Vivien Morgato : disse...

;0(

Tatiana disse...

Ai, ai
gente...assim é que eu choro mais ainda...

anderson.head disse...

legal ter respondido ao meu recado... bom, não sou uma pessoa muito certa para falar algo agora... mas é isso, a perda dói e dói muito... o jeito é respirar fundo e vida que segue...

Anônimo disse...

Puta que pariu! Adorava este gato. Quando te liguei ontem, já saquei que não tinha mais jeito, senti mesmo. Vou escrever uma homanagem a ele. Querida, estarei aí neste findi para te abraçar bastante. Vamos meter o pé na jaca?
beijo.
Má F.

Lord Broken Pottery disse...

Tatiana,
Nunca soube o que dizer ante a morte. Deixo aqui o silêncio, e o meu carinho.
Beijo

Anônimo disse...

Não a conheço, mas sempre leio seu blog. Hoje chorei muito lendo o post sobre seu gato, mas acho que chorei por mim também. Pelas coisas que não deixo simplesmente ir, pelas coisas que não consigo sacrificar. Parabéns por sua coragem, mas minha admiração por ser uma mulher como poucas, que tira de uma tristeza um aprendizado profundo. Sinto pelo seu gato, tenho certeza de que ele parou de sofrer. Tente fazer o mesmo, apesar da saudade e do vazio que ele deixou. Um beijo
grande e toda minha admiração!
Maria Luiza

Adriana disse...

Tatiana, mais uma vez tiveste que sacar forças do seu interior, com certeza seu gato estara sempre em seu pensamento, sentindo seu amor, seu carinho e sentindo muitas saudades de voce.
Desde aqui do outro lado do oceano te envio muitissimas energias positivas para superar mais esta dor.
Palavras sobram neste momento, somente a emoçao tem lugar.
Beijinhos carinhosos Valente Guerreira do outro lado do oceano

Claudia Lyra disse...

Ah, Tatiana... que triste... Você fez a coisa certa deixando ele partir... mas é tão doloroso.

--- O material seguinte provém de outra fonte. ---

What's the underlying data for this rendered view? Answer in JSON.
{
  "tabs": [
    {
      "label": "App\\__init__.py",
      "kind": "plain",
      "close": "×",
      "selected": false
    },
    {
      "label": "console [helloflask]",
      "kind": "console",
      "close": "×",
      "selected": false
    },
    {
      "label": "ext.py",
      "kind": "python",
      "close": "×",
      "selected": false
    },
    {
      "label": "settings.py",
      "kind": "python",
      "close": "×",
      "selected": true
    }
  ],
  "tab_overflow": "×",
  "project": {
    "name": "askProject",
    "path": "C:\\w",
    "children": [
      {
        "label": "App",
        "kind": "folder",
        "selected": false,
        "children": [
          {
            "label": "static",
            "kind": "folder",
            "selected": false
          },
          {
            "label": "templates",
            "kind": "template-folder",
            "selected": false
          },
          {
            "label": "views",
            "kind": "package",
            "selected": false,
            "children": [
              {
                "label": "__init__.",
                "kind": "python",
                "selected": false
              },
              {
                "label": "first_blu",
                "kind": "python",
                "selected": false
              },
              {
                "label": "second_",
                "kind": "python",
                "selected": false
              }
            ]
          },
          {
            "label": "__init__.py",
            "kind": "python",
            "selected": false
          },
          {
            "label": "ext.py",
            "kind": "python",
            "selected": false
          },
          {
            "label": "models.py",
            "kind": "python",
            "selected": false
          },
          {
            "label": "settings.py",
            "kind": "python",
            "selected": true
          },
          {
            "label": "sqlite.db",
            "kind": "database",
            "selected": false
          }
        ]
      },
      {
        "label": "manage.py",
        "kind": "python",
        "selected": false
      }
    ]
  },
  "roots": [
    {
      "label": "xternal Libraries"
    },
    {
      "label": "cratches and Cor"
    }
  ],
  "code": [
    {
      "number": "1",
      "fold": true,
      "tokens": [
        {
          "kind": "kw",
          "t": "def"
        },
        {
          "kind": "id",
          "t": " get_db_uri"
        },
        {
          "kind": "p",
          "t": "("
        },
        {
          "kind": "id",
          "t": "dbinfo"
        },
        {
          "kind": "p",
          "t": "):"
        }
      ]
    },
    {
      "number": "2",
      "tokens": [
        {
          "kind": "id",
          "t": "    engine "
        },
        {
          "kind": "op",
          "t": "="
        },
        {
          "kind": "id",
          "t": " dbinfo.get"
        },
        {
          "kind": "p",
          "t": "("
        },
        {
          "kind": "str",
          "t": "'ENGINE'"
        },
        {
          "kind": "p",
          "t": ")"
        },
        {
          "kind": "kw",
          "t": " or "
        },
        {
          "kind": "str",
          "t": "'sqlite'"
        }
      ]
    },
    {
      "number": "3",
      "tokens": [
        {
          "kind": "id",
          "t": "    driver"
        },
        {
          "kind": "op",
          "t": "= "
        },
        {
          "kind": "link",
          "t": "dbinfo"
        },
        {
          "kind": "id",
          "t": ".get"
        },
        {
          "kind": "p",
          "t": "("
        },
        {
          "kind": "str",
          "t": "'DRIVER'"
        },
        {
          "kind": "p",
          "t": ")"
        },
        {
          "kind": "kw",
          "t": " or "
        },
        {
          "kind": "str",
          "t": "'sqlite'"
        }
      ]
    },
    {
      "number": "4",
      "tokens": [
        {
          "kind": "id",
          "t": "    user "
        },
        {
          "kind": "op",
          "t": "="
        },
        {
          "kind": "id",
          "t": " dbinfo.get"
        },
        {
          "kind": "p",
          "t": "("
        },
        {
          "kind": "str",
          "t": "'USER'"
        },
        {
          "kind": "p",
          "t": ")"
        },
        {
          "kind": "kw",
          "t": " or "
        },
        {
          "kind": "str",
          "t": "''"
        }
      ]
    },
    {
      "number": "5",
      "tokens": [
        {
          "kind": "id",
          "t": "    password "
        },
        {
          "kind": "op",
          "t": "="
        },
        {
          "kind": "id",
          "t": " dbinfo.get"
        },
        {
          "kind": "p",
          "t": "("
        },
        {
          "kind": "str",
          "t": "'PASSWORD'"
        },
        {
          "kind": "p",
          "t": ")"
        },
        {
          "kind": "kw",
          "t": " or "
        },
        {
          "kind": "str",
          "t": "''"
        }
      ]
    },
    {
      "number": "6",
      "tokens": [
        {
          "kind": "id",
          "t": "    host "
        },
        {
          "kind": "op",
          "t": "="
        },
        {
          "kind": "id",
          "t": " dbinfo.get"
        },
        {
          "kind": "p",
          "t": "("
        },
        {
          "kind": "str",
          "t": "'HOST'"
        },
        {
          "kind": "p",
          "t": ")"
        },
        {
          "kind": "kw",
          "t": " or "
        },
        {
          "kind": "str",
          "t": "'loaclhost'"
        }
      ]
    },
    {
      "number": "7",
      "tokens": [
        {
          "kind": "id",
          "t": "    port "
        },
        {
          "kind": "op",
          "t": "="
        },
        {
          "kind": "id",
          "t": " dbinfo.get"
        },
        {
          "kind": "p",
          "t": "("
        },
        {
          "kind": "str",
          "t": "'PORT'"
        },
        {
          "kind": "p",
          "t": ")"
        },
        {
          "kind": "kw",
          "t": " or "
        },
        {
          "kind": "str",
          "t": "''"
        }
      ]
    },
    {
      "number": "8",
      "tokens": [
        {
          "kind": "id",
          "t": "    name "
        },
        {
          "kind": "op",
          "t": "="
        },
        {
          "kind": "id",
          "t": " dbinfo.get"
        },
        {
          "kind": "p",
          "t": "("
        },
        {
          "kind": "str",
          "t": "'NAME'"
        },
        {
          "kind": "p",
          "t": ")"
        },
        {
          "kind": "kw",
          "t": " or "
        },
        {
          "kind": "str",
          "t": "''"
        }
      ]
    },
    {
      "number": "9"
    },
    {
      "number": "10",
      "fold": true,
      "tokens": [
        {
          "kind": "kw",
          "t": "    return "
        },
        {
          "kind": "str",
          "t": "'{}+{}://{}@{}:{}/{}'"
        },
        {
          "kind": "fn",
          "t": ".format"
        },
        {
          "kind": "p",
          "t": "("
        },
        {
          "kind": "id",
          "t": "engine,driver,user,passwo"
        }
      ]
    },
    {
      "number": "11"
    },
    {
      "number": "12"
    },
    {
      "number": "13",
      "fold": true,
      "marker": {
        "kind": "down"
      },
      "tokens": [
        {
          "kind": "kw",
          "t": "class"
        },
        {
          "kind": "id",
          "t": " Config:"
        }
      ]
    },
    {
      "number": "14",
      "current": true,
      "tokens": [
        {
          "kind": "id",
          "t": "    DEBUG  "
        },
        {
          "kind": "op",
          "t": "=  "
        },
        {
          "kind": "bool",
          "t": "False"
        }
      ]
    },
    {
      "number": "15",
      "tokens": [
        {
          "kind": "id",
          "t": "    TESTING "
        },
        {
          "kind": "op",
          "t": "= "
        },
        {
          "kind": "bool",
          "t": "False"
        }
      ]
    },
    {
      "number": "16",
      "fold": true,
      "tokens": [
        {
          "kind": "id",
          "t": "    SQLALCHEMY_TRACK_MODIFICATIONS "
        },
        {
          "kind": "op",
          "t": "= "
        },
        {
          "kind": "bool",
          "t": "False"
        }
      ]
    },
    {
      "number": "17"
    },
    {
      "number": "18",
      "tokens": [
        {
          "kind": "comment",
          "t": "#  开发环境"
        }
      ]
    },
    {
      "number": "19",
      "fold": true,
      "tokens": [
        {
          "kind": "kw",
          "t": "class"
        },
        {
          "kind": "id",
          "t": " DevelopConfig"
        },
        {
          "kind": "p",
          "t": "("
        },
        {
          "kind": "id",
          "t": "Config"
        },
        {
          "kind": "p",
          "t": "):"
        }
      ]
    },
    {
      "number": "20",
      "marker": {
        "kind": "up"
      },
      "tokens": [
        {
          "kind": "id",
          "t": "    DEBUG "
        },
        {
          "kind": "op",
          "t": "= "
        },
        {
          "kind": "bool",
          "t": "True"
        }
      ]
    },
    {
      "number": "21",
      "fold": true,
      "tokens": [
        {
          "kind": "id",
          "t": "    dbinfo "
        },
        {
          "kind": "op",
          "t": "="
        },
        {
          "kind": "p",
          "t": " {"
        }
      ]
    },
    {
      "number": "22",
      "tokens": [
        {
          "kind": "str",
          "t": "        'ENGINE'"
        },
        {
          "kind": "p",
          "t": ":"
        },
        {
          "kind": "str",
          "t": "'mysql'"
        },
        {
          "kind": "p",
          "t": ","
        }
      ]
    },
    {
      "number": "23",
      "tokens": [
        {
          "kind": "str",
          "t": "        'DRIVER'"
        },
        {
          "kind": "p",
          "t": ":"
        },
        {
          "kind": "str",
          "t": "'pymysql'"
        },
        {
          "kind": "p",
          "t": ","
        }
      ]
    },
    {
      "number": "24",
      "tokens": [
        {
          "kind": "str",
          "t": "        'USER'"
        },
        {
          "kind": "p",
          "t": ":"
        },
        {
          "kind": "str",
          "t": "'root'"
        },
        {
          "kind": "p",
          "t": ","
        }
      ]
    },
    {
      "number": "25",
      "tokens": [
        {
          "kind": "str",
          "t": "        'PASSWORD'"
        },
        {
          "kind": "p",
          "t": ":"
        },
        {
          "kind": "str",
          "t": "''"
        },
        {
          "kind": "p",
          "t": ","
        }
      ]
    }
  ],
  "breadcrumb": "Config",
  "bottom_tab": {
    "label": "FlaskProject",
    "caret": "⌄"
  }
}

Força, querida!

Unknown disse...

Entre o telhado e a lua
Um gato dorme
O sono dos justos.
Eu, por outro lado,
Não tenho pro aluguel
Sofro a insônia da rua
Estou mais longe do céu.

Talita Brito disse...

Não tenho o que dizer.

Um abraço.

Daqueles bem fortes.

Tatiana disse...

gente, eu prometo que amanhã to novinha em folha

Anônimo disse...

Uau, esse comentário do Ronaldo Faria valia um novo post, não acha(m)?